I Can’t Believe My Plug!

YESS!!!

Darauf habe ich gehofft. Die DMA’s, bekanntlich eine der Bands, die mich immer wieder in Zuckungen der Begeisterung versetzen, haben letztes Jahr für MTV Australia eine Unplugged-Session eingespielt. Bisher war die Show jedoch nur down under zu sehen. Jetzt aber wird der Auftritt auch im Rest der Welt veröffentlicht. Am 14.06. ist es so weit.

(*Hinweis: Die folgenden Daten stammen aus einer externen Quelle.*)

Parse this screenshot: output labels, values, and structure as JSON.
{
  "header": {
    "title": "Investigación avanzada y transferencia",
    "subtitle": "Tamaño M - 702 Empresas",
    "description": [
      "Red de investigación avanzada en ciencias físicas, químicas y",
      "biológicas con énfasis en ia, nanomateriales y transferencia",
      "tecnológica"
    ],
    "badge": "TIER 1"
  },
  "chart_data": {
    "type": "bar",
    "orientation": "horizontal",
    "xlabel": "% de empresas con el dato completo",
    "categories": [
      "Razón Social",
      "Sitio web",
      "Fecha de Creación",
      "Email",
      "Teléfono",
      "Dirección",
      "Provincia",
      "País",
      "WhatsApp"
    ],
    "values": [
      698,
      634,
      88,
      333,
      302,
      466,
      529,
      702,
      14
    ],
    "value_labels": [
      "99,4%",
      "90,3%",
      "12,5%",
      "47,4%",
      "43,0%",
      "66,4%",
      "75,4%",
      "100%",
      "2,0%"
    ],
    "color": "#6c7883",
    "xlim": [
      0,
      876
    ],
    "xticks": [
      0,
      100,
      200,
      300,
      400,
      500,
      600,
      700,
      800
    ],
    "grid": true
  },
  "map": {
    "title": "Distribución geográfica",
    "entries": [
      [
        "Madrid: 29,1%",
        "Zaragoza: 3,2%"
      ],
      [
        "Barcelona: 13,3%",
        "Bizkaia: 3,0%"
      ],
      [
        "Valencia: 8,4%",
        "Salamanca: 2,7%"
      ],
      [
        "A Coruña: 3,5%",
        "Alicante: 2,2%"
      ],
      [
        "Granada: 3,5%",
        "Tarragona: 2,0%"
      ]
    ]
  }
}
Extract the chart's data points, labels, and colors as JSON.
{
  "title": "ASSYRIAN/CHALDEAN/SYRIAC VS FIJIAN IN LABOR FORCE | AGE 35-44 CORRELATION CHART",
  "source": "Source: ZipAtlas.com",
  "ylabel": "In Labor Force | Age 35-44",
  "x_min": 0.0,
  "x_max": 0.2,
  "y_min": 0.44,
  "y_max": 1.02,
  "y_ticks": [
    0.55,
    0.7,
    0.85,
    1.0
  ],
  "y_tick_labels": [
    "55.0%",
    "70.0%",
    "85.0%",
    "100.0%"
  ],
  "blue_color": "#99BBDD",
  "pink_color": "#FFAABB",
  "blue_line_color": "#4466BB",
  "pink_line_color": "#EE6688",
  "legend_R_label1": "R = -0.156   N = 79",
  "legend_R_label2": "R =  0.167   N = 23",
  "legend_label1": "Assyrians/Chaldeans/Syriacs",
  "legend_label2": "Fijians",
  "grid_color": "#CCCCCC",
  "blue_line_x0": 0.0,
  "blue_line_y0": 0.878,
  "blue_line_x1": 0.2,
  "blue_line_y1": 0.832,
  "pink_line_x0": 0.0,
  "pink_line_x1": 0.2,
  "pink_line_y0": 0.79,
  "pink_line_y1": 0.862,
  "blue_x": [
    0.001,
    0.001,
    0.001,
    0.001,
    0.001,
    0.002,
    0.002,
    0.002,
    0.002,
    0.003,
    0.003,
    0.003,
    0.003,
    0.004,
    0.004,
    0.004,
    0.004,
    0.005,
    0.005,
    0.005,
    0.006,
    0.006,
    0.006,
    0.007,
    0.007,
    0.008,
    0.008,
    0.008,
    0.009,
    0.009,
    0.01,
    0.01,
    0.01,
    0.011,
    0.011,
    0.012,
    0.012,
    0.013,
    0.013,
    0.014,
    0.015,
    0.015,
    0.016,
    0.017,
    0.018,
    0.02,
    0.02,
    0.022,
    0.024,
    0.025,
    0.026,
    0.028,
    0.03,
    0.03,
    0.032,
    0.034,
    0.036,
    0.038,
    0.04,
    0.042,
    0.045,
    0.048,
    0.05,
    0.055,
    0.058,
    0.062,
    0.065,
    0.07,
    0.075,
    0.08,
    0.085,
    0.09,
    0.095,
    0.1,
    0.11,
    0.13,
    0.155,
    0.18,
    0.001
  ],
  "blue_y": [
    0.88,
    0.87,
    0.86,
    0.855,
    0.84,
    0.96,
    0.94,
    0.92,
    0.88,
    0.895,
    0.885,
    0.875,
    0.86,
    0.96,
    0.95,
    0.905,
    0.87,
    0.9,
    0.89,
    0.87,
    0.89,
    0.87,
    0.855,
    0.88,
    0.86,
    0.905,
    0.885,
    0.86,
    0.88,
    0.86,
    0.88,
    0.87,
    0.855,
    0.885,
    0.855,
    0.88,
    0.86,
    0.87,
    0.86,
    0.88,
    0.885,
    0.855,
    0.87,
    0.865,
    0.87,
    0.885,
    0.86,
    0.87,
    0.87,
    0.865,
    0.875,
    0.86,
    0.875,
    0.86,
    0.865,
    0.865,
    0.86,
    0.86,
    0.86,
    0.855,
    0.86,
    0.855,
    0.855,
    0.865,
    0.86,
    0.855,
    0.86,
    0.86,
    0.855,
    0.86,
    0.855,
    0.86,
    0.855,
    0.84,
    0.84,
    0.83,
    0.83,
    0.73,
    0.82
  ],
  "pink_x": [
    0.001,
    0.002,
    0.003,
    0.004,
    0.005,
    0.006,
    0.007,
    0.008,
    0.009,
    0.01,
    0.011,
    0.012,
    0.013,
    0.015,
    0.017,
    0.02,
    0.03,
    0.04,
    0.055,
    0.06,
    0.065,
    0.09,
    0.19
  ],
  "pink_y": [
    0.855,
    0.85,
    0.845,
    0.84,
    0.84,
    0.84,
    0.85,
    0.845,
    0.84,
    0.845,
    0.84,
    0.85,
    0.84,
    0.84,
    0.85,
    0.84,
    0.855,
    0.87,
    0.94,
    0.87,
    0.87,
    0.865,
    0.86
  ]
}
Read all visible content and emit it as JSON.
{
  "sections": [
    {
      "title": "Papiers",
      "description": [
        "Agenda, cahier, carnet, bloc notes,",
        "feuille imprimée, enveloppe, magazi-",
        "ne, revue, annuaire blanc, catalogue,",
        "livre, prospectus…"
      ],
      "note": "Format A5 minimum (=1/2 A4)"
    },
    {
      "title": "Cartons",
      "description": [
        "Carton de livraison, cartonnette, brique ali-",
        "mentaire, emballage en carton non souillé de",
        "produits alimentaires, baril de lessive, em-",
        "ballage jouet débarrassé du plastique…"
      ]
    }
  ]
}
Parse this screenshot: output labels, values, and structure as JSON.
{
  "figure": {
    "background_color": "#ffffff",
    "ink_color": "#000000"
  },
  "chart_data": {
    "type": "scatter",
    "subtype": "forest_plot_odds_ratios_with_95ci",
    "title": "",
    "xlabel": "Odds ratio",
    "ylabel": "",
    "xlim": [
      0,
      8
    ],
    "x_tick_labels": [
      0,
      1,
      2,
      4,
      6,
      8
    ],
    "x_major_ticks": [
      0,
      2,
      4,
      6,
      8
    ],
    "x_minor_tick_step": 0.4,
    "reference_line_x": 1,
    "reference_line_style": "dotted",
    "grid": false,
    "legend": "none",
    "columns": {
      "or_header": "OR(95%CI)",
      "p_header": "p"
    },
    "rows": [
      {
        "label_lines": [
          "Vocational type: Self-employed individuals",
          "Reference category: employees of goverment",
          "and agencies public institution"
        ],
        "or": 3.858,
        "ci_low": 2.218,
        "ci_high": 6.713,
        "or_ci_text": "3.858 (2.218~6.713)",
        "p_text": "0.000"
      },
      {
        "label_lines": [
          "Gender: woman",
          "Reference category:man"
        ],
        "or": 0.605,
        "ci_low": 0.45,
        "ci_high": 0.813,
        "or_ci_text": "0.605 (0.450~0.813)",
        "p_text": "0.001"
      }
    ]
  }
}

Übrigens: Es gibt auch ne Connection zu I Know Leopard, über deren Album ich zwei Posts weiter unten schrieb: Deren Geigerin Jenny McCullagh ist bei der Unplugged Session von Tommy, Matt und Johnny wiederholt als Extra-Mitglied auf der Bühne. (Allerdings nicht auf der Vorab-Single „The End“.)

 

 

Stu it Again

Oha. King Gizzard & The Lizard WIzard haben uns zuletzt doch immer zum Lachen gebracht? Das Video zum neuen Song „Planet B“ schlägt eine entschieden düstere Richtung ein – und auch die eindringliche Umweltaktivisten-Botschaft des Songs ist nichts zum Kichern. „There Is No Planet B“ schimpfen Stu und Co. Wir haben keine Erde 2, auf die wir mal eben umsiedeln können, wenn wir unser Klima endgültig aufgeheizt haben.

„Planet B“ findet sich NICHT auf dem für den 26.04. angekündigten neuen Album „Fishing For Fishies“. Das bleibt entschieden freundlicher. Na wo wird der Song denn dann wohl drauf sein? Werden uns die produktiven Australier auch dieses Jahr wieder mit gleich mehreren Alben überhäufen?

Gap Yea

Oha. Eine neue Yeasayer-Single. Warum bin ich überrascht? Sie waren längst dran. Das letzte Album der New Yorker ist schließlich drei Jahre alt.

Bevor ich das Video der neuen Single „I’ll Kiss You Tonight“ poste, würd ich Yeasayer noch gerne irgendwie eine Beschreibung mit auf den Weg geben. Aber das entpuppt sich als gar nicht so einfach, denn Sänger Chris Keating und seine Band sind ja doch sehr viel gleichzeitig. Tanzbar, aber von der Attitude her schon vom Rock kommend. Arty und gerne mal politisch. Sogar den einen oder anderen World Music Einfluss kann man sich einbilden. Na anyway. Mir taugt’s.

Review: I Know Leopard

I Know Leopard – „Love Is A Landmine“

Zeit. Zeit ist ein wichtiger Faktor im Pop. Man geht auf youtube und findet bis zu sieben Jahre alte Videos von I Know Leopard, die einen nicht vorbereiten auf die Art-Glam-Farbbombe, die die Australier uns hier kredenzen. 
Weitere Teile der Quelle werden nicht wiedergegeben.